Secondly I was choking on the irony of 'Priority One'. Those of us of a certain age will remember how much of a priority our generation were. We were such a priority that they slammed HECS on us and made us pay for higher education had been free since Whitlam was in power, making mayof our lives a perpetual misery for decades.
Sorry just needed to get that off my chest. The music was good though wasn't it!
In regard to the Priority One piece, I'm interested to know what happened - if anything.
As I said earlier, I doubt anything did really - today's generation of teens still face the same problems as those in 1985 - however I found it very interesting seeing that segment in any case from a historical social perspective.

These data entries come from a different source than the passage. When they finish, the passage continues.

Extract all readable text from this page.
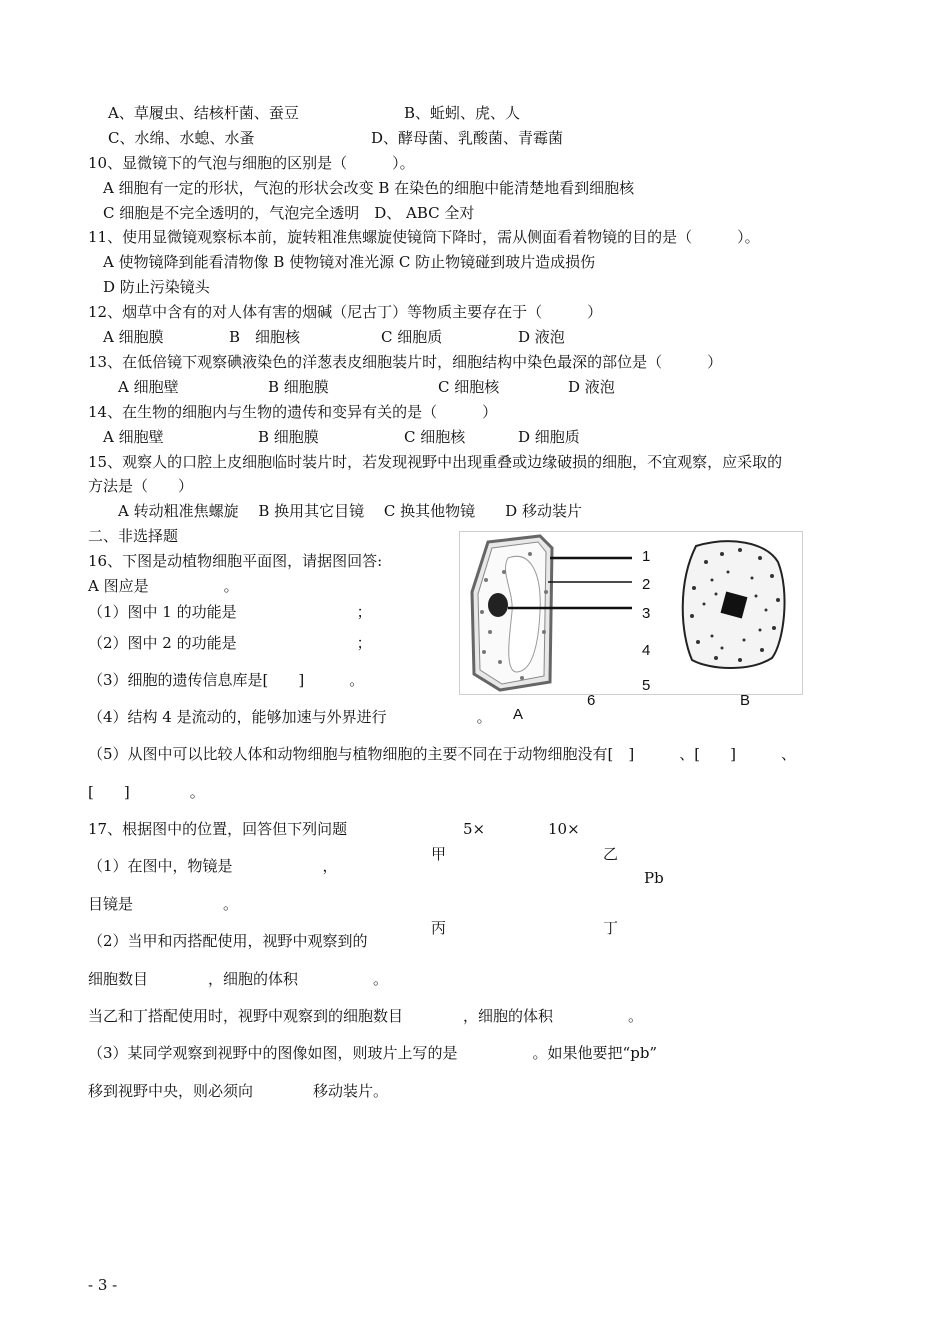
A、草履虫、结核杆菌、蚕豆	B、蚯蚓、虎、人
C、水绵、水螅、水蚤	D、酵母菌、乳酸菌、青霉菌
10、显微镜下的气泡与细胞的区别是（　　　）。
A 细胞有一定的形状，气泡的形状会改变 B 在染色的细胞中能清楚地看到细胞核
C 细胞是不完全透明的，气泡完全透明　D、 ABC 全对
11、使用显微镜观察标本前，旋转粗准焦螺旋使镜筒下降时，需从侧面看着物镜的目的是（　　　）。
A 使物镜降到能看清物像 B 使物镜对准光源 C 防止物镜碰到玻片造成损伤
D 防止污染镜头
12、烟草中含有的对人体有害的烟碱（尼古丁）等物质主要存在于（　　　）
A 细胞膜	B　细胞核	C 细胞质	D 液泡
13、在低倍镜下观察碘液染色的洋葱表皮细胞装片时，细胞结构中染色最深的部位是（　　　）
A 细胞壁	B 细胞膜	C 细胞核	D 液泡
14、在生物的细胞内与生物的遗传和变异有关的是（　　　）
A 细胞壁	B 细胞膜	C 细胞核	D 细胞质
15、观察人的口腔上皮细胞临时装片时，若发现视野中出现重叠或边缘破损的细胞，不宜观察，应采取的
方法是（　　）
A 转动粗准焦螺旋　 B 换用其它目镜　 C 换其他物镜　　D 移动装片
二、非选择题
16、下图是动植物细胞平面图，请据图回答:
A 图应是　　　　　。
（1）图中 1 的功能是　　　　　　　　；
（2）图中 2 的功能是　　　　　　　　；
（3）细胞的遗传信息库是[　　]　　　。
（4）结构 4 是流动的，能够加速与外界进行　　　　　　。
（5）从图中可以比较人体和动物细胞与植物细胞的主要不同在于动物细胞没有[　]　　　、[　　]　　　、
[　　]　　　　。
17、根据图中的位置，回答但下列问题
（1）在图中，物镜是　　　　　　，
目镜是　　　　　　。
（2）当甲和丙搭配使用，视野中观察到的
细胞数目　　　　，细胞的体积　　　　　。
当乙和丁搭配使用时，视野中观察到的细胞数目　　　　，细胞的体积　　　　　。
（3）某同学观察到视野中的图像如图，则玻片上写的是　　　　　。如果他要把“pb”
移到视野中央，则必须向　　　　移动装片。
5×	10×
甲	乙
Pb
丙	丁
- 3 -
1
2
3
4
5
6
A
B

I must admit I haven't encountered too many technical hitches this year - the Adelaide Summer has been fairly mild so no blackouts and the only annoying thing about Retro from a technical side has been the watermark - although once I've found myself getting into an episode it soon vanishes from my thoughts, so no big issues there either - although I'd rather see it gone of course, but what can one do except complain for the umpteenth time about it?
I agree totally with the first comment that Younger Gen Ys and Gen I's have many of the same problems as the Gen X's and older Gen Y's. Australia has become a very stratified and polarised country.
Media Watch almost had 30% of their weekly program devoted to media hub stuff ups. The problem is people being sucked in to the idea that centralised systems are more efficient... they aren't. However in this case the decision was just made and the public were just informed about it when it was done. The real problem is the apathy amongst the general public that allows conservative governments to stack important boards such as the ABC and the PBS. People only start to complain when its too late.
The sorts of problems evident at the start of retro last night and the ongoing aspect conversion issues evident in previous weeks are going to be a staple of all ABC programming as long as mediahub remains the filter for their broadcasting.
As I've said before, I'm sure we have the watermark on Rage now because it's too difficult for the monkey/machine at MediaHub to switch the on/off button at the right time.
I enjoyed seeing my girl, Katie Ceberano on it!
Very interesting background info there John. I think that's why watching that 85 Countdown ep was so good -it showed a little of the social issues back then that I was hardly aware of at the time (I was an innocent 12 year old in those days)!
Overall it's interesting to note how from about late 1984 onwards, Molly tried to highlight some issues close to his thoughts. There was the Fasion special in Nov 84 highlighting youth fashion, and there was a 1986 ep allowing young creative types to story-board video clips.
1985 saw him in his element in this regard with Live Aid - many eps I've seen from this year mention it and sees him fully supporting this often.
He didn't do this all the time and I know there are examples from earlier years of this show with this, but it's just interesting seeing how Molly tried to make the show more 'socially aware' with youth issues in the latter period - while still making the show as entertaining as it always was - which wasn't a bad thing at all.
That's interesting information John. The Liberals as always were their own worst enemies in the late 80's (with the PEacock and Howard rivarlry etc). I can remember Hawke in his glee making fun of HOward's campaign title. I think it was 'revitification'! Hawke in his glee commented at the time that it sounded like something had done to your dog!
HECS IMO opinoin was a very unfair, regressive reform. Hawke later defended it arguing that heis government couldn't be held responsible for later changes but it set a precedent. This isn't the US and there aren't the same number of scholarships available and working class parents can't and often won't pay for a tertiary education and so, basically from about 1990, many start out life 40,000 to 100, 000 in debt which has all kinds of ong-term reprucussions. No one expects to have their postgraduate careers funded (I competed and won a scholarship) but in a country like ours, surely access to the opportunity to earn a basic undergraduate degree should be a right, particularly if you want a well trained/employable population?
Whether you agree or not, the implementation of HECS juxtaposed with the obvious mock concerns of 'priority one' claims of the ALP really disgusted me. It would be interesting to know when HECS was first being considered by the ALP?